Ausgerechnet der weltgrößte Zigarettenhersteller könnte bald frühgeborene Säuglinge mit Atembeschwerden retten. Eine Sparte des Tabak- und Nahrungsmittelkonzerns Altria hat eine Technik entwickelt, mit der ein Medikament tief in die Lunge gesprüht werden kann.

tmo HB NEW YORK. Das teilten das New Yorker Unternehmen und dessen Partner Discovery Laboratories in einer gemeinsamen Presseerklärung mit.

Die Biotechnologiefirma Discove-ry will ihr Lungenmedikament mit Hilfe der Altria-Technologie zur Einsatzreife bringen. Die Kombination von Altrias Sprühtechnik mit dem Discovery-Medikament habe das Potenzial, die Atemweg-Medizin grundlegend zu verändern, sagt Discovery-Chef Robert Capetola.

Die Altria-Sparte Chrysalis Tech-nologies hat ein Gerät entwickelt, mit dem flüssige medizinische Wirkstoffe erst zum Kochen gebracht und dann in winzige Spraypartikel gewandelt werden. Es entstand bei dem Versuch, eine Zigarette herzustellen, die keine Gesundheitsschäden verursacht – was jedoch nie gelang.

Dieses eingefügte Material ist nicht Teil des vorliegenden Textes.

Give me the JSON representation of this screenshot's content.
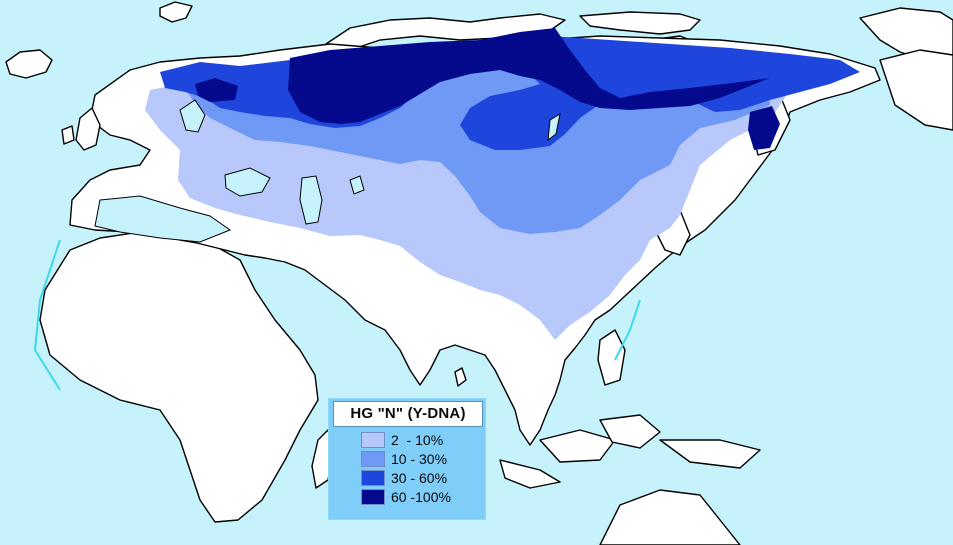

Discovery Laboratories hält die Lizenzrechte für ein Medikament, das einen zur Atmung lebenswichtigen natürlichen Oberflächenstoff imitiert, der die Lungenblasen funktionsfähig hält. An diesem Stoff mangelt es vielen frühgeborenen Säuglingen, und laut Discovery Laboratories existiert bislang keine Technik, mit der das Medikament tief in die Lunge solcher Babys gesprüht werden kann.

Als weitere Anwendungsgebiete für die Kombination aus Sprühtechnik und Lungenmedikament nannte Discovery chronische Atemstörungen, Asthma und akute Lungenverletzungen. Steven Donn, Leiter des Bereichs Frühgeburtenmedizin an der Universität Michigan, sagte: „Derzeit haben Ärzte nur wenige medikamentöse Optionen, um Atemstörungen von Frühgeborenen zu behandeln.“ Das Verfahren von Discovery und Chrysalis könne dies ändern. Bis zur Zulassung durch die US-Gesundheitsbehörde dürften jedoch zwei bis drei Jahre vergehen.